Independent security consultant Richard Smith pointed to four "questionable security policies" in Outlook 2002 that Microsoft has yet to fix, even though he notified the company of the problems over the past twelve months.
Microsoft did not immediately return calls seeking comment.
Smith said the most critical problem is that Outlook will automatically download potentially dangerous files sent in certain hypertext markup language (HTML) e-mail messages. The warning applied to e-mails with IFRAME HTML tags embedded in the message. If a user reads such an e-mail, Outlook will begin downloading executable files from a Web specified in the message.
"Outlook will put up a dialog box asking a user if they want to open the file, save it, or cancel the download," Smith wrote. "There is no security warning that the executable file might be dangerous. Unfortunately, the default action of the dialog is 'Open'."
Smith recommended that IFRAME tags be used only in conjunction with HTML, image and text files.
"In Outlook, URLs are limited to about 2,000 characters which is probably enough space to contain a simple worm which could exploit one of the known Internet Explorer security holes," said Smith.

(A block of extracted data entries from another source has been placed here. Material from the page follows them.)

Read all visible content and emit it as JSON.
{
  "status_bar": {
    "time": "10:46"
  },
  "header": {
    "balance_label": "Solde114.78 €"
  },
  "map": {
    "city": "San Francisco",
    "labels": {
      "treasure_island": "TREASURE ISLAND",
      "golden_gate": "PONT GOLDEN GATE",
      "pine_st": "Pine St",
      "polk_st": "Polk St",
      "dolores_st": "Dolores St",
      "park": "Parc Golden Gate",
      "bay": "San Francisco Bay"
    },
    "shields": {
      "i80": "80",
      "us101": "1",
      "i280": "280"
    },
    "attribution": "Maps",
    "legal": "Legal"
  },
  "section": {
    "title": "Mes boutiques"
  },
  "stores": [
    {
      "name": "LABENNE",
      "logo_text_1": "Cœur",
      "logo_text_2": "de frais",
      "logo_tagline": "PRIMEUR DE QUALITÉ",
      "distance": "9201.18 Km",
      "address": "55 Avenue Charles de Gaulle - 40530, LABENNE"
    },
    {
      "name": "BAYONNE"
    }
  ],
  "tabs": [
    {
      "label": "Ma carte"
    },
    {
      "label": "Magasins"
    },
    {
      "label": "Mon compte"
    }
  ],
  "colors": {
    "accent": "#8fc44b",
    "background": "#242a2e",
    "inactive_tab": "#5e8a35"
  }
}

In addition, Smith claimed that cookies can be set and read in HTML e-mails despite Outlook's default settings to turn cookies off. Cookies are small programs that collect information about which sites users visit on the Internet. While cookies can make life easier by identifying users when they return to a site, they can also be used to track Internet usage, making them a contentious privacy issue.
Smith contended that Microsoft's Outlook and Internet Explorer development teams disagree on the potential threat posed by .URL files, causing disruptive messages to appear occasionally when working with the two applications.
"The Outlook group sees them as security threat, while the IE group does not," Smith said.
He also noted that: "These problems are likely to affect earlier versions of Outlook as well as Outlook Express."